Ambizioso, indomabile, trattava colle arti della guerra la politica dello Stato. Grande nell'avversità, tollerandone il peso; non grande nelle fortune, perché intemperato ed audace. Desidèri da re, mente da soldato, cuore di amico. Decorosa persona, grato aspetto, mondizie troppe, e più nei campi che nella reggia. Perciò vita varia, per virtù e fortuna, morte misera, animosa, compianta.
XVIII. Addolorati ancora per i fatti del Pizzo erano i Napoletani allor che venne caso più grande di pietà e di spavento: la peste entrò nel regno. Appena da pochi mesi era spento in Malta quel morbo, quando risurse in Dalmazia, e quasi al tempo stesso a Smirne ed in alcuni villaggi dell'isola di Corfù, e, girando l'Arcipelago, a Scutari e Salonicco; era di nuovo apparso per la bestiale ignavia de' Turchi nei sobborghi di Costantinopoli; a distanza infinita travagliava gli abitanti di Cadice. E ne' giorni medesimi si apprese in Noia, piccola città della Puglia che l'Adriatico bagna, popolata di cinquemiladuecento abitanti. Avidità d'illecito guadagno la introdusse con alcune merci, non so se da Dalmazia o da Smirne, perciocché l'autore del controbando o debitamente morì, o si nascose per evitar la pena e l'infamia del gran misfatto.
Nel dì 23 novembre morì Liborio Didonna, e nel dì seguente Pasqua Cappelli, sua moglie, settuagenari, poverissimi, ignoti per fino in patria, ed ora l'istoria registra i loro nomi (infausta celebrità) perché prime vittime della pestilenza. Questa, sconosciuta ancora, si diffuse nelle genti più misere, perché vili erano le materie appestate, o perché la fortuna è più crudele agli afflitti.

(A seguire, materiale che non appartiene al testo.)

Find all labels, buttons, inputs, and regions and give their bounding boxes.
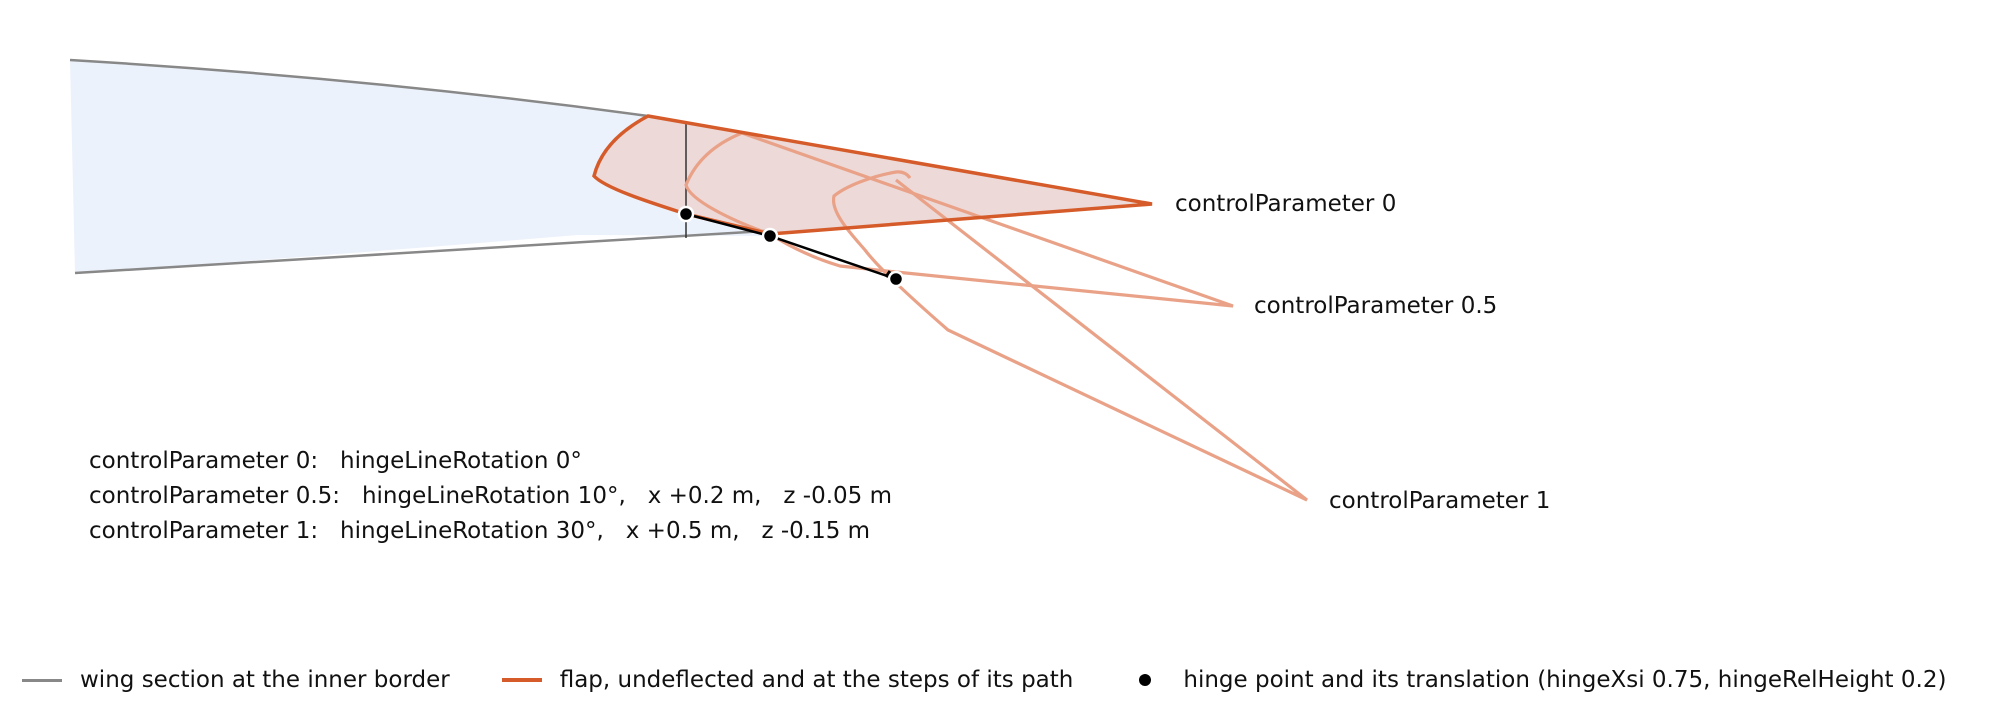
flap-cp05-outline xyxy=(684,131,1234,308)
hinge-translation-tick xyxy=(884,270,892,278)
legend-flap-label: flap, undeflected and at the steps of it… xyxy=(559,667,1074,693)
info-line-cp0: controlParameter 0: hingeLineRotation 0° xyxy=(89,448,582,474)
legend: wing section at the inner border flap, u… xyxy=(22,658,1946,702)
legend-hinge-label: hinge point and its translation (hingeXs… xyxy=(1183,667,1947,693)
flap-undeflected-fill xyxy=(594,116,1152,234)
wing-section-lower-line xyxy=(74,229,766,275)
wing-section-fill xyxy=(70,60,765,273)
legend-flap-swatch xyxy=(501,678,542,682)
legend-item-flap: flap, undeflected and at the steps of it… xyxy=(501,667,1074,693)
legend-wing-label: wing section at the inner border xyxy=(80,667,450,693)
hinge-point-cp05 xyxy=(761,227,779,245)
info-line-cp1: controlParameter 1: hingeLineRotation 30… xyxy=(89,518,870,544)
legend-item-hinge: hinge point and its translation (hingeXs… xyxy=(1125,667,1946,693)
legend-item-wing: wing section at the inner border xyxy=(22,667,450,693)
legend-wing-swatch xyxy=(22,678,62,682)
info-line-cp05: controlParameter 0.5: hingeLineRotation … xyxy=(89,483,892,509)
flap-cp1-outline xyxy=(831,170,1308,502)
label-cp05: controlParameter 0.5 xyxy=(1254,293,1497,319)
wing-section-upper-line xyxy=(69,58,649,118)
legend-hinge-dot-icon xyxy=(1125,674,1165,686)
label-cp0: controlParameter 0 xyxy=(1175,191,1396,217)
label-cp1: controlParameter 1 xyxy=(1329,488,1550,514)
hinge-point-cp1 xyxy=(887,270,905,288)
hinge-point-cp0 xyxy=(677,205,695,223)
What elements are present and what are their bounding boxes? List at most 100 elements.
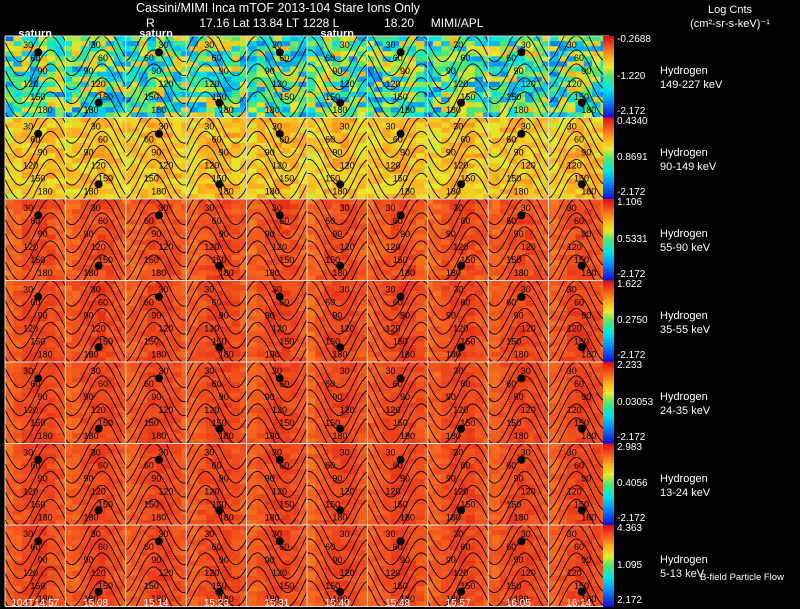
heatmap-cell bbox=[88, 265, 98, 271]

Le case de' ricchi, durando illese, non credevano contagioso quel morbo; ma un tal giovane Lamanna, dissoluto ed arrischiato, praticando alla spensierata fra donnesche lascivie, ne fu tocco, portò il male nella famiglia, ed indi a poco tutti i ceti della sventurata città ne furono presi o minacciati.